Waititi: I think it’s also because we all want to be misfits and we all know those stories of people who are those misfits. The Native part of it, there are always people who live on the edges and struggle to fit into any society, any town. It doesn’t matter what your race is, there will always be those people who you or you grew up with – trying to find their identity or trying to find their place in the world.
I think what’s great about this movie, what also appealed to me is because I grew up in a similar environment, and I was the weird one who wanted to be a clown and tell stories and dress up. It’s so easy to take that away from growing up in small towns. It’s very hard to be an artist when you grow up in a small town and find like-minded people. Thank God I found art.
DEADLINE: Billy, in terms of your art – what’s next?
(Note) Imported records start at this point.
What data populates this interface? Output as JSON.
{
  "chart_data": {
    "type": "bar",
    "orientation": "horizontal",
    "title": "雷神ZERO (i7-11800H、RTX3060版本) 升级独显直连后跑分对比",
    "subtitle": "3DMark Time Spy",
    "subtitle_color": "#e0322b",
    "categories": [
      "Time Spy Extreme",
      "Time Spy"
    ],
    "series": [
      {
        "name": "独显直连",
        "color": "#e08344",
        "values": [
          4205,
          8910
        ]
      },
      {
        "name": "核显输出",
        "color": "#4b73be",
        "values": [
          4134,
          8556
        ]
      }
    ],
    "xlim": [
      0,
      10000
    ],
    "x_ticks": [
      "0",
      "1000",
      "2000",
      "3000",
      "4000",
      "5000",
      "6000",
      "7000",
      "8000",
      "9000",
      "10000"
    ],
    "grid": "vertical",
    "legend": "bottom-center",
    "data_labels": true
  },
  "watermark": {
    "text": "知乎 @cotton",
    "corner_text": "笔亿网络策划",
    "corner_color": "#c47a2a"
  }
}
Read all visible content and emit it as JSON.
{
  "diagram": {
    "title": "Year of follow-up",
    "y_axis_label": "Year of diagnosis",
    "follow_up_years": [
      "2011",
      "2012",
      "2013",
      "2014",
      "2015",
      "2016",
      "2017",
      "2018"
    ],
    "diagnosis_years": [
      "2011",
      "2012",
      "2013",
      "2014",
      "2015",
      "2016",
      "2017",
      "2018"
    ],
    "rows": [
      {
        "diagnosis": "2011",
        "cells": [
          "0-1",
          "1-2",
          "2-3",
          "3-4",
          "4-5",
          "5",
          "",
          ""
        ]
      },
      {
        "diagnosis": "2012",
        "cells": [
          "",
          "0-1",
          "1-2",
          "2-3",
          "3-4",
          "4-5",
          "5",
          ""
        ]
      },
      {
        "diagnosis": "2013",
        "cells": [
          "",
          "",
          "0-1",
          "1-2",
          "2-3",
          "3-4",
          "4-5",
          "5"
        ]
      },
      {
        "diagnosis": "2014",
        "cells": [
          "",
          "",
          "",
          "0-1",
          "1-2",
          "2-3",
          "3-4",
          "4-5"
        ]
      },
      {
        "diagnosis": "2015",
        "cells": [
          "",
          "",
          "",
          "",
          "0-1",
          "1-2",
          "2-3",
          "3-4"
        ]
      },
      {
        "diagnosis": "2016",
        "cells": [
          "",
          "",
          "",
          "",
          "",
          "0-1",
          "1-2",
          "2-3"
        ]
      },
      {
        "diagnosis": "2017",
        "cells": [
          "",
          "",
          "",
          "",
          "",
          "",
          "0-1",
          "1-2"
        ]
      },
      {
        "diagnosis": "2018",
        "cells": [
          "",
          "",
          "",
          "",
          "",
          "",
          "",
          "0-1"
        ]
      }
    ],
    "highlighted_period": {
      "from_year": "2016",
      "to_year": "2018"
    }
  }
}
LUTHER: Well, I just finished directing an episode of Dark Wind, the AMC show I’ve been writing for two seasons. As you know, I have always wanted to make my first documentary Miss Navajo in a feature script. So that’s kind of what I’m diving into now, the world of Navajo women and beauty pageants that I started writing about maybe a year ago, finding the tone of what I wanted and how i like it The documentary is great in terms of respecting women, especially my mother Miss Navajo in the 60s. So with the feature, I just really want to pull no punches.
DEADLINE: Does that feeling sound familiar to you Taika?
Waititi: For sure.
We had time together Once a Warrior in New Zealand, as elsewhere and in the States where the representation of indigenous communities has always been heavy. I always see in those movies a lack of fun.
DEADLINE: When you say happy…
Waititi: In describing us. Because we are such a happy people, Native people are very funny people despite the years of oppression and injustice done. We are very positive people and there are very funny people in these communities.
I think we’ve been deluded into thinking that if we’re going to do the Native story, there has to be a lament for a culture that has passed. I think the reason is still there, but it has evolved. In New Zealand, there was an idea of all out films like Whale Rider, which isn’t a bad movie, it’s a great movie, but it creates this whole idea of Polynesian communities and Māori people in New Zealand that we ride whales all day and talk to trees and play flutes in the mountains and so on. I never saw any of that sh*t growing up.
We had a very normal life, like everywhere else, except for a very small town with Brown people. As in Frybreadyou remember the good times, you remember wanting to go to a Fleetwood Mac concert.. That’s our life, those are our stories.